The Hard Truth About NGO Funding
Follow the money. The reports produced by organizations like the HRCP are written for a specific audience: the UN, the EU, and Washington D.C. These reports are the currency used to secure grants and maintain international relevance.
I have seen how these organizations operate. They ignore the systemic violence of the "democratic" parties because those parties have the right connections in London and DC. They hyper-fixate on the military because it plays well with the "anti-authoritarian" branding that sells in the West.
This isn't advocacy; it’s marketing.

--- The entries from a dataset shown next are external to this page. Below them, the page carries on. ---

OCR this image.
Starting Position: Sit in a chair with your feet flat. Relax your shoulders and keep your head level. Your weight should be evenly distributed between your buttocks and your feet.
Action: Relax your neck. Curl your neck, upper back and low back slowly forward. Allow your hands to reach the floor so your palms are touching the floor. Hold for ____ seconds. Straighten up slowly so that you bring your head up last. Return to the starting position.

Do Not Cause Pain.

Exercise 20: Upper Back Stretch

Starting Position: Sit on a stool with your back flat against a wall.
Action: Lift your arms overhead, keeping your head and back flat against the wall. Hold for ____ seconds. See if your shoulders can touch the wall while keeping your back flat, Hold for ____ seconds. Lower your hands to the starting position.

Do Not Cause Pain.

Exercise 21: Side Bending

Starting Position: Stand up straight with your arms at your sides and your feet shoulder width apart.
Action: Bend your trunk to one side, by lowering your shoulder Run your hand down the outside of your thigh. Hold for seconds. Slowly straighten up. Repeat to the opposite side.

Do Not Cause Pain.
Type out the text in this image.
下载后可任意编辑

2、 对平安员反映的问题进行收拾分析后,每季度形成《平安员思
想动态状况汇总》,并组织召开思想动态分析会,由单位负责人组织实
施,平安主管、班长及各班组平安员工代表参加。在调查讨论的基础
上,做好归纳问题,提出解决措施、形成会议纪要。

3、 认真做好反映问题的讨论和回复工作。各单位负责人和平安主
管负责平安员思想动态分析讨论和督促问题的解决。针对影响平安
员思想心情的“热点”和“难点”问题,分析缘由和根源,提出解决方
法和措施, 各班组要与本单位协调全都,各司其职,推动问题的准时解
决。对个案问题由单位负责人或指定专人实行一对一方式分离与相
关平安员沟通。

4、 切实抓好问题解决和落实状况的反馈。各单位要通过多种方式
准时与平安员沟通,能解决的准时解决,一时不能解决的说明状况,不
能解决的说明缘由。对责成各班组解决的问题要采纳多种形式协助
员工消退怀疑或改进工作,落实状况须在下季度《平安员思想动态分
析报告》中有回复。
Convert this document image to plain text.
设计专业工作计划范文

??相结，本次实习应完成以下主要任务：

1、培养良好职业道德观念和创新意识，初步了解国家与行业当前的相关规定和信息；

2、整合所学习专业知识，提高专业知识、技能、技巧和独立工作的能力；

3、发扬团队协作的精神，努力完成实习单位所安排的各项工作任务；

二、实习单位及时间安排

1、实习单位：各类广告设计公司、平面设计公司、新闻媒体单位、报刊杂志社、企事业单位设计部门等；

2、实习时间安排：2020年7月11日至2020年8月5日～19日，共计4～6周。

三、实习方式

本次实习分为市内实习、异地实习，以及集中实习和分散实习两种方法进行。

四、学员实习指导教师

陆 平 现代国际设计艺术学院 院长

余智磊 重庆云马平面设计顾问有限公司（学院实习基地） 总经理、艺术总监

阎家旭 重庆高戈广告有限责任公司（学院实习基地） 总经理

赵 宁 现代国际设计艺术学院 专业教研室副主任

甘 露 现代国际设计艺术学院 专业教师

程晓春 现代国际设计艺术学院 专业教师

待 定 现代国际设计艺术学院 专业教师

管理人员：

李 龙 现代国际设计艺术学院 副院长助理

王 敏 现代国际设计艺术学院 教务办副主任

If the HRCP truly cared about the "rights crisis," they would be campaigning for the abolition of the feudal system and the radical overhaul of the lower judiciary. But that wouldn't get them a seat at a conference in Geneva.
The Sovereignty of Order
Order precedes liberty. This is a fundamental political truth that the "rights" crowd hates to admit. You cannot have the right to free assembly if the assembly is being used to dismantle the state. You cannot have the right to free speech if that speech is being used to coordinate an insurrection.
Pakistan is currently choosing order over chaos. It is choosing the integrity of its institutions over the demands of a loud, digitally-connected minority that thinks democracy means getting whatever you want, whenever you want it, regardless of the cost to the nation.
The HRCP report isn't a roadmap for a better Pakistan; it’s a eulogy for a failed system of elite-driven political instability. The "democratic space" isn't shrinking; it’s being reclaimed by the only entity that can actually protect rights in the long run: a stable, sovereign state.
If you want a country where everyone can say whatever they want but no one can afford to eat, keep following the HRCP’s advice. If you want a nation that actually functions, stop listening to the professional mourners of the human rights industry.
The era of impunity disguised as "democracy" is over. Good riddance.